If the interval of A has been uniformly chosen as [0,1] and B as [0,6] then what is the probability of A being a lower number than B?
I'm completely lost here, do I somehow calculate the uniform distribution probabilities of both and then compare them? Not sure how to get the probability of one being lower than the other.
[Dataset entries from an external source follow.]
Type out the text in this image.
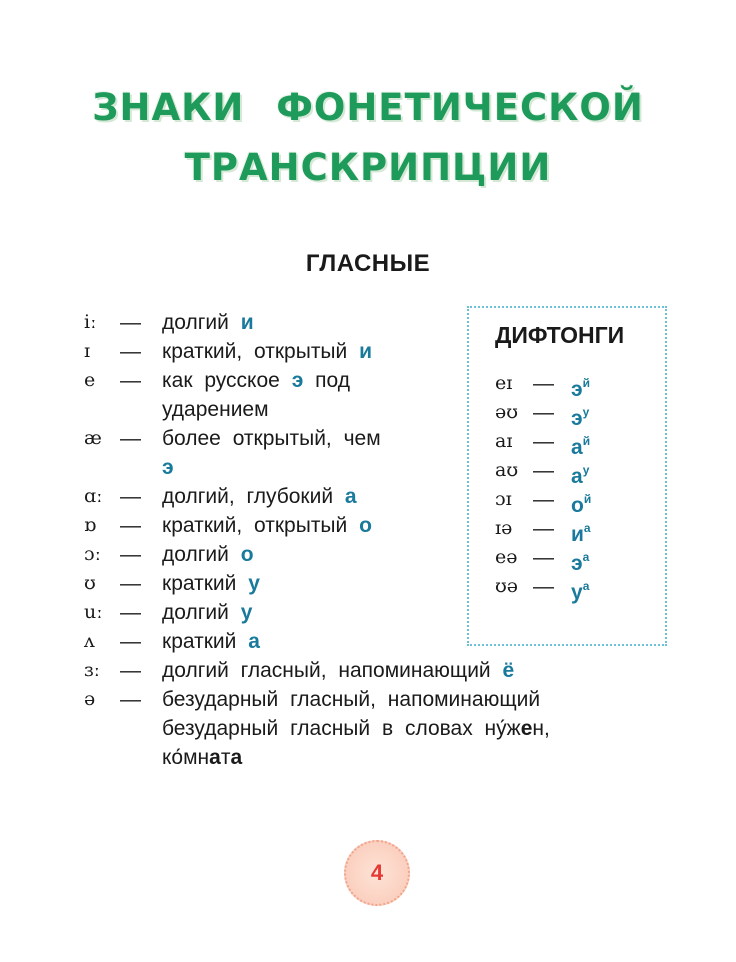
ЗНАКИ ФОНЕТИЧЕСКОЙ
ТРАНСКРИПЦИИ
ГЛАСНЫЕ
iː — долгий и
ɪ — краткий, открытый и
e — как русское э под
ударением
æ — более открытый, чем
э
ɑː — долгий, глубокий а
ɒ — краткий, открытый о
ɔː — долгий о
ʊ — краткий у
uː — долгий у
ʌ — краткий а
ɜː — долгий гласный, напоминающий ё
ə — безударный гласный, напоминающий
безударный гласный в словах ну́жен,
ко́мната
ДИФТОНГИ
eɪ — $э^й$
əʊ — $э^у$
aɪ — $а^й$
aʊ — $а^у$
ɔɪ — $о^й$
ɪə — $и^а$
eə — $э^а$
ʊə — $у^а$
4
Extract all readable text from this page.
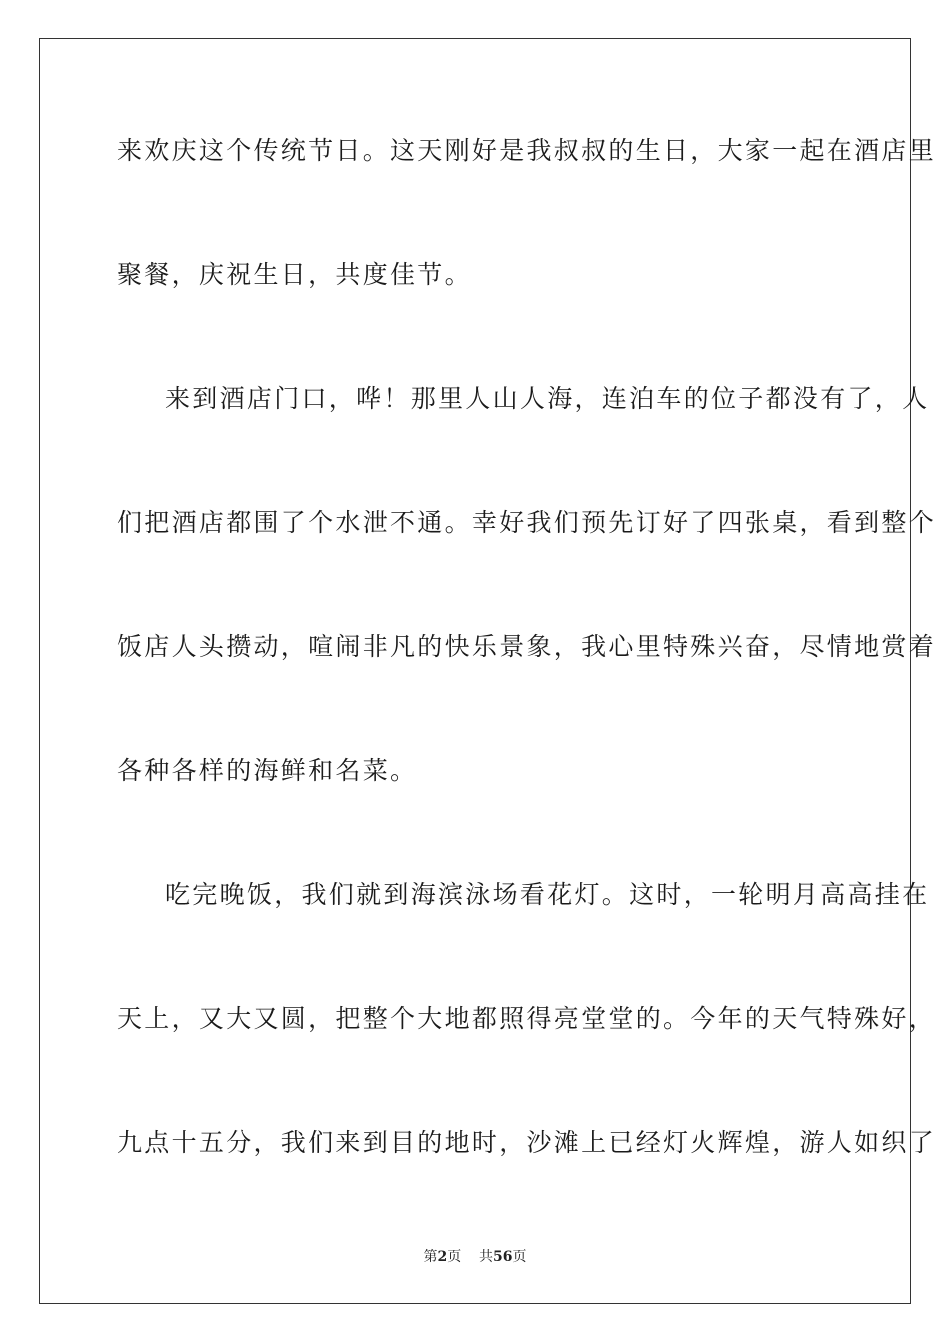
来欢庆这个传统节日。这天刚好是我叔叔的生日，大家一起在酒店里
聚餐，庆祝生日，共度佳节。
来到酒店门口，哗！那里人山人海，连泊车的位子都没有了，人
们把酒店都围了个水泄不通。幸好我们预先订好了四张桌，看到整个
饭店人头攒动，喧闹非凡的快乐景象，我心里特殊兴奋，尽情地赏着
各种各样的海鲜和名菜。
吃完晚饭，我们就到海滨泳场看花灯。这时，一轮明月高高挂在
天上，又大又圆，把整个大地都照得亮堂堂的。今年的天气特殊好，
九点十五分，我们来到目的地时，沙滩上已经灯火辉煌，游人如织了
第2页 共56页
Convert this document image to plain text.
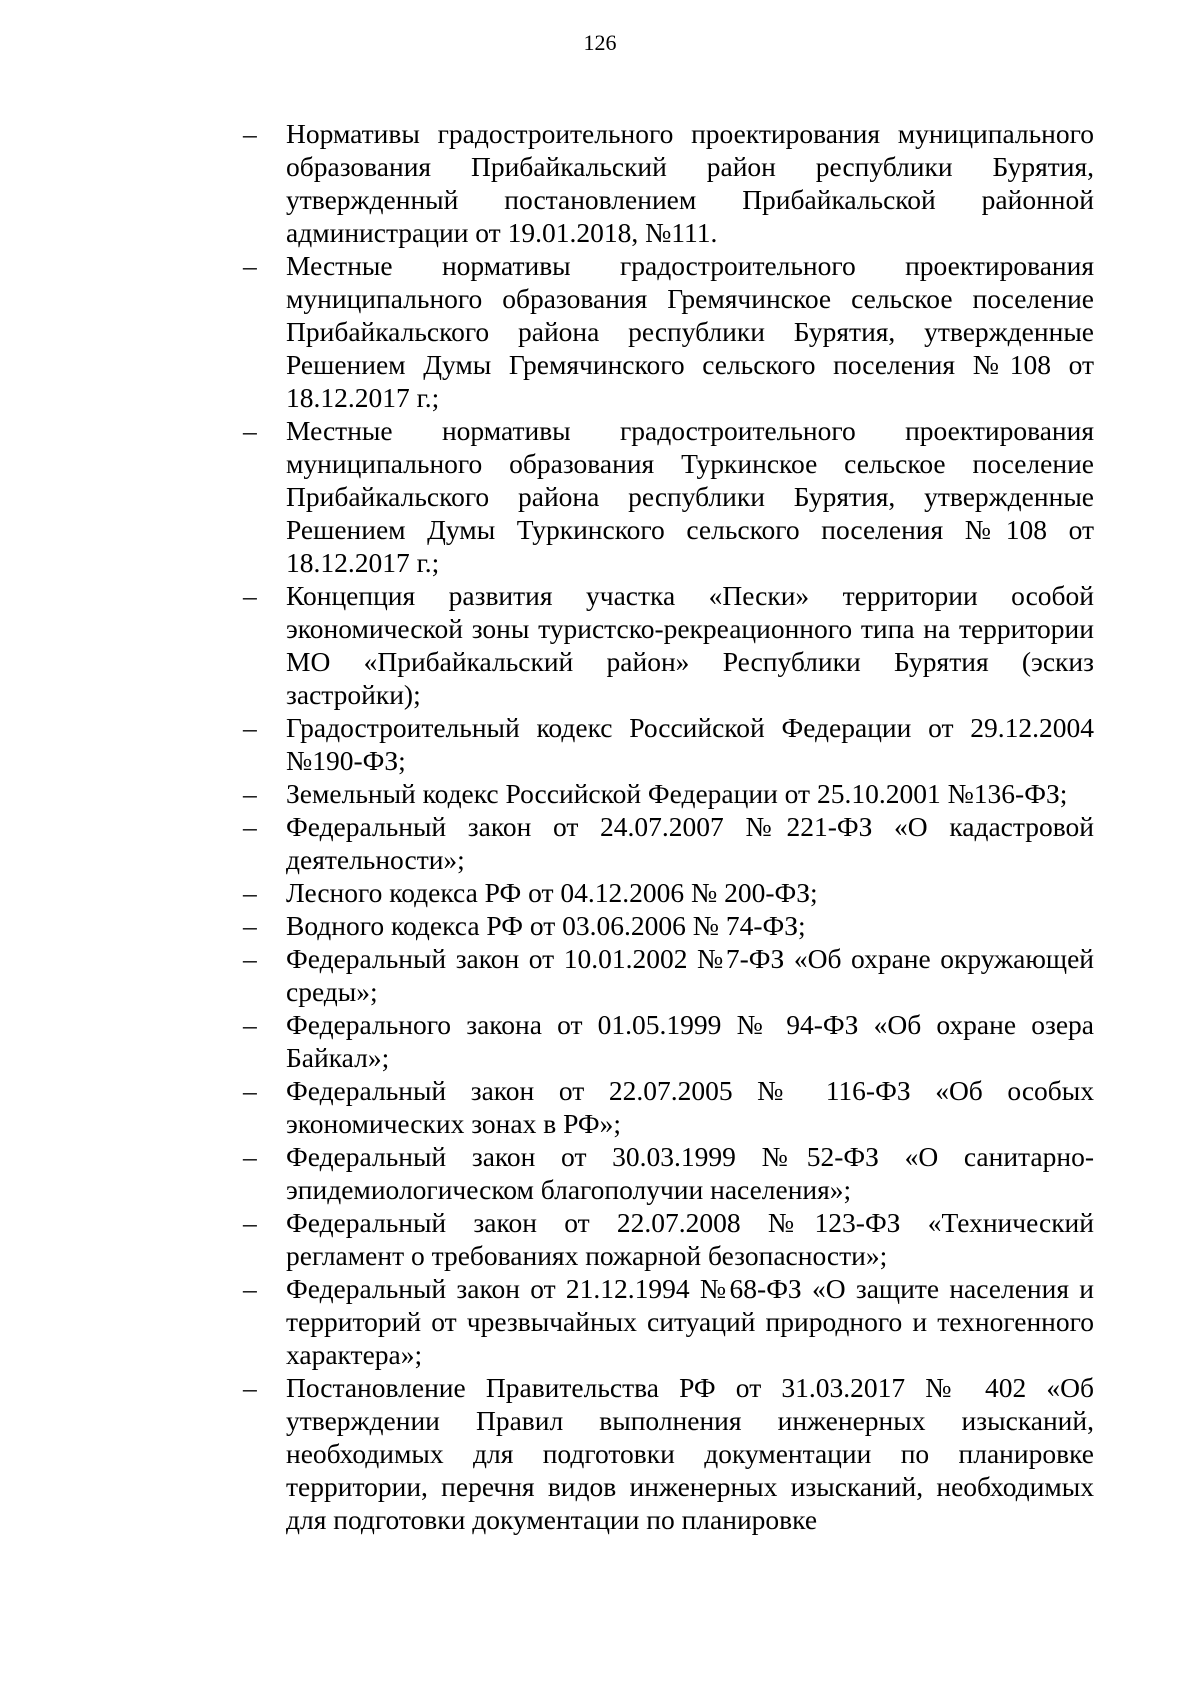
126
– Нормативы градостроительного проектирования муниципального образования Прибайкальский район республики Бурятия, утвержденный постановлением Прибайкальской районной администрации от 19.01.2018, №111.
– Местные нормативы градостроительного проектирования муниципального образования Гремячинское сельское поселение Прибайкальского района республики Бурятия, утвержденные Решением Думы Гремячинского сельского поселения №108 от 18.12.2017 г.;
– Местные нормативы градостроительного проектирования муниципального образования Туркинское сельское поселение Прибайкальского района республики Бурятия, утвержденные Решением Думы Туркинского сельского поселения №108 от 18.12.2017 г.;
– Концепция развития участка «Пески» территории особой экономической зоны туристско-рекреационного типа на территории МО «Прибайкальский район» Республики Бурятия (эскиз застройки);
– Градостроительный кодекс Российской Федерации от 29.12.2004 №190-ФЗ;
– Земельный кодекс Российской Федерации от 25.10.2001 №136-ФЗ;
– Федеральный закон от 24.07.2007 №221-ФЗ «О кадастровой деятельности»;
– Лесного кодекса РФ от 04.12.2006 № 200-ФЗ;
– Водного кодекса РФ от 03.06.2006 № 74-ФЗ;
– Федеральный закон от 10.01.2002 №7-ФЗ «Об охране окружающей среды»;
– Федерального закона от 01.05.1999 № 94-ФЗ «Об охране озера Байкал»;
– Федеральный закон от 22.07.2005 № 116-ФЗ «Об особых экономических зонах в РФ»;
– Федеральный закон от 30.03.1999 №52-ФЗ «О санитарно-эпидемиологическом благополучии населения»;
– Федеральный закон от 22.07.2008 №123-ФЗ «Технический регламент о требованиях пожарной безопасности»;
– Федеральный закон от 21.12.1994 №68-ФЗ «О защите населения и территорий от чрезвычайных ситуаций природного и техногенного характера»;
– Постановление Правительства РФ от 31.03.2017 № 402 «Об утверждении Правил выполнения инженерных изысканий, необходимых для подготовки документации по планировке территории, перечня видов инженерных изысканий, необходимых для подготовки документации по планировке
Any help would be appreciated
One way:
\begin{align} P(A\lt B) &= \int_{x=0}^1 P(A\lt B\mid A=x)f_X(x)\;dx \qquad\qquad\text{by Law of Total Probability} \\ &= \int_{x=0}^1 P(x\lt B)\cdot 1\;dx \\ &= \int_{x=0}^1 \left(1-\dfrac{x}{6}\right)\;dx \\ &= \left[ x-\dfrac{x^2}{12}\right]_{x=0}^1 \\ &= \dfrac{11}{12}. \end{align}
Another way:
\begin{align} P(A\lt B) &= P(A\lt B\mid B\lt 1)P(B\lt 1) + P(A\lt B\mid B\gt 1)P(B\gt 1) \\ & \qquad\qquad\qquad\qquad\qquad\qquad\qquad\qquad\text{by Law of Total Probability} \\ &= \dfrac{1}{2}\cdot\dfrac{1}{6} + 1\cdot\dfrac{5}{6} \\ & \qquad\text{since, given $B\lt 1$, events $A\lt B$ and $B\lt A$ are equally likely} \\ &= \dfrac{11}{12}. \end{align}